He took the Gideon Bible that was in his room, and he started with the first sentence in Genesis.

The first sentence in Genesis, as some people may know, is: "In the beginning God created the heaven and the earth." Noel Constant wrote the sentence in capital letters, put periods between the letters, divided the letters into pairs, rendering the sentence as follows: "I.N., T.H., E.B., E.G., I.N., N.I., N.G., G.O., D.C., R.E., A.T., E.D., T.H., E.H., E.A., V.E., N.A., N.D., T.H., E.E., A.R., T.H."

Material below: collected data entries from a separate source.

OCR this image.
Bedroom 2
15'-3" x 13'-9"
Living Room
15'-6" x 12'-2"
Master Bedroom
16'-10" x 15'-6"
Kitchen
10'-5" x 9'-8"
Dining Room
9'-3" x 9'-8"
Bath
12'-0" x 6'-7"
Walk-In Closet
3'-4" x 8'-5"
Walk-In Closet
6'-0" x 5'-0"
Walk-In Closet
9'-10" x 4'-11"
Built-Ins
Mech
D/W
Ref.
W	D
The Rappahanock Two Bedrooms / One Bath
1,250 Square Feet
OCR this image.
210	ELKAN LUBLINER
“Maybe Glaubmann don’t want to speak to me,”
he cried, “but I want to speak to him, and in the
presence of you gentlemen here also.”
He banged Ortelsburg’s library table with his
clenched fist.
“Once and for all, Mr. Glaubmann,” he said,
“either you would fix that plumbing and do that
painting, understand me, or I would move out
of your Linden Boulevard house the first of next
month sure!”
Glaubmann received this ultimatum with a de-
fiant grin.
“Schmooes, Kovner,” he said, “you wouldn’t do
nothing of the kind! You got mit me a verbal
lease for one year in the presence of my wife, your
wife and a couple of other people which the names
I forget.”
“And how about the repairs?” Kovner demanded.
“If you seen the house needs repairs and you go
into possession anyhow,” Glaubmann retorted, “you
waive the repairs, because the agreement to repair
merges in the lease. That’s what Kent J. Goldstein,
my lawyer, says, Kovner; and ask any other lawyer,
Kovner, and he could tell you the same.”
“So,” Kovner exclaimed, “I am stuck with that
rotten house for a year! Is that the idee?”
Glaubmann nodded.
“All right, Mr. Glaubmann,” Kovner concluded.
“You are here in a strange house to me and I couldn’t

And then he looked for corporations with those initials, and bought shares in them. His rule at the beginning was that he would own shares in only one corporation at a time, would invest his whole nest-egg in it, and would sell the instant the value of his shares had doubled.

His very first investment was International Nitrate. After that came Trowbridge Helicopter, Electra Bakeries, Eternity Granite, Indiana Novelty, Norwich Iron, National Gelatin, Granada Oil, Del-Mar Creations, Richmond Electroplating, Anderson Trailer, and Eagle Duplicating.

His program for the next twelve months was this: Trowbridge Helicopter again, ELCO Hoist, Engineering Associates, Vickery Electronics, National Alum, National Dredging, Trowbridge Helicopter again.

The third time he bought Trowbridge Helicopter, he didn’t buy a piece of it. He bought the whole thing— lock, stock, and barrel.

Two days after that, the company landed a long-term Government contract for intercontinental ballistic missiles, a contract that made the company worth, conservatively, fifty-nine million dollars. Noel Constant had bought the company for twenty-two million.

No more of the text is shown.